By that, they mean a chance to sit face to face with an official and explain their side of an issue.
"In return for contributing, I expect him to at least allow me to talk to him. That's really all I expect," said home builder Frank Thompson.
But the same opportunities fre quently are not afforded to people who don't give.
"Access can mean a lot when it develops over time into a friendly association with a councilman. He gets to know you and trust your judgment. He may not do what you want every time, but he'll listen to you. You'll get a fair hearing. And that's more than some people get," said a contributor who asked not to be named.
There are other advantages to being a contributor. Usually, contributions are made in the form of tickets purchased to political dinners, and the dinners, swarming with the well-heeled and the well-connected, can hold rich rewards for businessmen seeking new clients and contacts.
Like a Country Club
"A lot of the right people are at those dinners," said Paul Cook, who heads a land planning and civil engineering firm. "There are developers and people interested in the services I have to offer. It's like a golf course or an exclusive country club."
The cost of a ticket to a dinner these days ranges from $100 to several hundred dollars. However, it is not unusual for a contributor to purchase an entire table at a dinner, and that can cost $2,000 to $3,000, or more.
Lobbyist Krakover said he can remember 20 years ago when a ticket cost $15.
Other contributors say they have grown increasingly annoyed with the expectation that they will buy tickets to every dinner that comes along and with the hard sell practiced by some candidates and their campaign staffs.
Several contributors said they believe that the pressure to contribute large amounts of money has grown oppressive, and they say they would welcome proposed changes that would place limits on the amounts that can be given.
One longtime contributor said he has decided not to give any more money to local candidates.
"I'm sort of phasing out of the thing," said Morton Schwartz, a planning expediter who advises developers on how to meet city zoning requirements.
Called Cynical Business
"Contributing is such an entirely cynical business. My basic repulsion is getting out of control. I can't stand it anymore."
Late last year, two of the city's most prominent political activists, Democrat Bruce Corwin and Republican Bert Boeckmann, businessmen who have given thousands of dollars in campaign contributions, lent their support to a movement to put limits, for the first time in Los Angeles, on the amounts of allowable contributions.

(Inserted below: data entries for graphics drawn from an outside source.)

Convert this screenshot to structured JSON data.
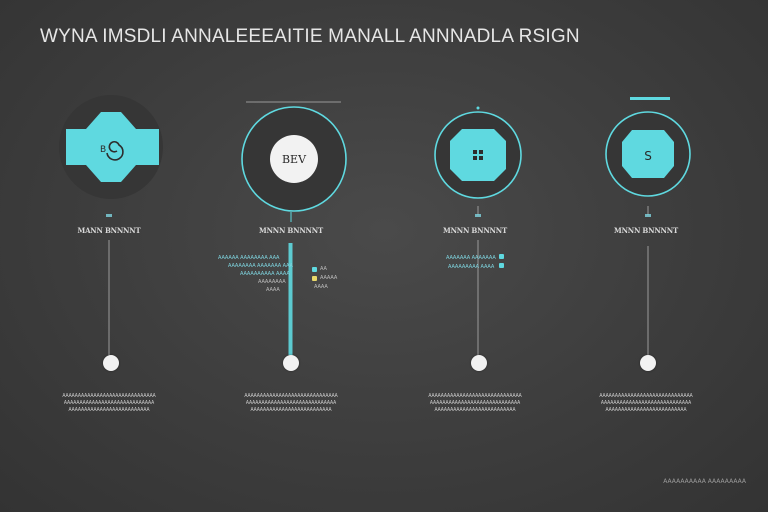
{
  "title": "WYNA IMSDLI ANNALEEEAITIE MANALL ANNNADLA RSIGN",
  "colors": {
    "accent": "#5fd9e0",
    "node": "#f2f2f2",
    "background": "#3d3d3d",
    "yellow": "#e8d86a"
  },
  "steps": [
    {
      "icon": "spiral-icon",
      "icon_text": "",
      "index_label": "",
      "label": "MANN BNNNNT",
      "description": [
        "AAAAAAAAAAAAAAAAAAAAAAAAAAAAAA",
        "AAAAAAAAAAAAAAAAAAAAAAAAAAAAA",
        "AAAAAAAAAAAAAAAAAAAAAAAAAA"
      ]
    },
    {
      "icon": "circle-badge-icon",
      "icon_text": "BEV",
      "index_label": "",
      "label": "MNNN BNNNNT",
      "description": [
        "AAAAAAAAAAAAAAAAAAAAAAAAAAAAAA",
        "AAAAAAAAAAAAAAAAAAAAAAAAAAAAA",
        "AAAAAAAAAAAAAAAAAAAAAAAAAA"
      ],
      "notes_left": [
        "AAAAAA AAAAAAAA AAA",
        "AAAAAAAA AAAAAAA AAA",
        "AAAAAAAAAA AAAA",
        "AAAAAAAA",
        "AAAA"
      ],
      "notes_right": [
        "AA",
        "AAAAA",
        "AAAA"
      ]
    },
    {
      "icon": "grid-icon",
      "icon_text": "",
      "index_label": "",
      "label": "MNNN BNNNNT",
      "description": [
        "AAAAAAAAAAAAAAAAAAAAAAAAAAAAAA",
        "AAAAAAAAAAAAAAAAAAAAAAAAAAAAA",
        "AAAAAAAAAAAAAAAAAAAAAAAAAA"
      ],
      "notes_left": [
        "AAAAAAA AAAAAAA",
        "AAAAAAAAA AAAA"
      ]
    },
    {
      "icon": "s-badge-icon",
      "icon_text": "S",
      "index_label": "",
      "label": "MNNN BNNNNT",
      "description": [
        "AAAAAAAAAAAAAAAAAAAAAAAAAAAAAA",
        "AAAAAAAAAAAAAAAAAAAAAAAAAAAAA",
        "AAAAAAAAAAAAAAAAAAAAAAAAAA"
      ]
    }
  ],
  "footer": "AAAAAAAAAA AAAAAAAAA"
}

Led by City Councilman Ernani Bernardi and reluctantly sanctioned by a majority of the council, the effort led to a proposed City Charter amendment, to go before voters on April 9, that would prohibit contributions of more than $500 per election to a council candidate and more than $1,000 per election to a candidate for citywide office.
Research for this story was conducted by The Times Poll, under the direction of Susan Pinkus. STUDYING THE CONTRIBUTORS
The Times' computer survey of contributors to Mayor Tom Bradley and his chief rival in the 1985 mayor's race, City Councilman John Ferraro, focused on 1,573 contributors--those responsible for 99.3% of $2.5 million given to the two candidates.
The study sought to identify contributors by age, employment, income, political party, race, and religion. The people polled also were asked if they were homeowners or if they belonged to a union.
Contributors were asked if they do business with the city, or whether they or their clients look to the city for rulings favorable to their interests. They also were asked why they gave and whether they expected to derive some benefit from having contributed. About 60% of the 1,573 contributors answered the questions.
Bradley received his share of the contributions, 69%, during the two years following his unsuccessful 1982 campaign for governor. Ferraro received his portion during the three years following his successful 1981 campaign for reelection to the Los Angeles City Council.
This analysis does not include contributions made after Dec. 31, 1984.